Conventional braced frames are prone to storey mechanism under earthquake loading. To mitigate this drawback, researchers proposed innovative structural systems that possess an additional vertical force path; hence additional redundancy. Such examples are the Dual system that includes a backup moment resisting frame, the Self-centering rocking braced frames, the Strongback braced frames (SBF), etc. Among them, the SBFs draw researchers’ attention, but the design of strongback (elastic truss) system requires accounting on higher modes effect that demands greater forces at upper floors. Recently, researchers proposed a comprehensive design methodology for SBFs but the applications were only conducted for interior strongback (SB) location. However, the SB can also be displaced exterior to the primary system.
The main objective of this study is to refine the existing design methodology for SBF with focus on determining the optimal location for the exterior SB system. The approach estimates the forces triggered in braces and ties of SB including those generated by higher modes. Herein, the moderately ductile concentrically braced frame (MD-CBF) with asymmetric tension-compression braces was selected as the primary system. Four archetype SBF buildings with asymmetric braces and exterior SB system such as: a) SBF with SB adjacent to long inelastic brace side; b) SBF with SB adjacent to short inelastic brace side; c) SBF with SB adjacent to short and stiff inelastic brace side and d) SBF with reversed exterior SB, were used in analysis.
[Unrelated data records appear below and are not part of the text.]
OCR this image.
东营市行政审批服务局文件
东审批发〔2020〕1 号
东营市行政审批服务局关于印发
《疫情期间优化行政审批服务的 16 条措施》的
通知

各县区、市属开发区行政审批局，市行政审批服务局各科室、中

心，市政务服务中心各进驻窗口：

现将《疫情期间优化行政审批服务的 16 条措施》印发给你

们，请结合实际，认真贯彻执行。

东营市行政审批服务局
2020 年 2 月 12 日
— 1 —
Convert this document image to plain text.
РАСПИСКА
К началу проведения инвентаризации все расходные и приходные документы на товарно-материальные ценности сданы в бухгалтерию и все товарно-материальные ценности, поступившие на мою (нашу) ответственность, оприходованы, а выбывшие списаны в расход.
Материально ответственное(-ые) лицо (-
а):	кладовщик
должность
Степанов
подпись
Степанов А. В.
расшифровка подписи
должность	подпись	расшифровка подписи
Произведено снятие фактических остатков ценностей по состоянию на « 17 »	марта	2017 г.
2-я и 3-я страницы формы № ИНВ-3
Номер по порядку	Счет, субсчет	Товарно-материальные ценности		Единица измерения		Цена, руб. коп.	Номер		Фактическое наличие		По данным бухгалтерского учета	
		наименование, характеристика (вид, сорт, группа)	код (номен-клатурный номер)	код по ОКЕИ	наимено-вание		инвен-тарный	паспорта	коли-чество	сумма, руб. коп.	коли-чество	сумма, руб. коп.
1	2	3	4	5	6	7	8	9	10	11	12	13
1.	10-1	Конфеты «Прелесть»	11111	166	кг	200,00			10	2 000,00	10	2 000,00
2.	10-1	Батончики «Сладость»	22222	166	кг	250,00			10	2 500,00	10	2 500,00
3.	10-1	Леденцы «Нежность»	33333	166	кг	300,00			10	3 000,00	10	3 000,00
Detailed numerical models were developed in OpenSees. All studied 4-storey SBF buildings with various external SB locations are on Site Class C in Victoria, B.C. Hence, two sets of crustal and subduction ground motions were selected.
From incremental dynamic analysis resulted that the SB location influences the seismic performance of SBF buildings. Overall, the SBF system is able to mitigate the weak-storey response, to distribute the damage uniformly along the building height, to exhibit reduced residual interstorey drift and provide large margin of safety when comparing to the conventional MD-CBF.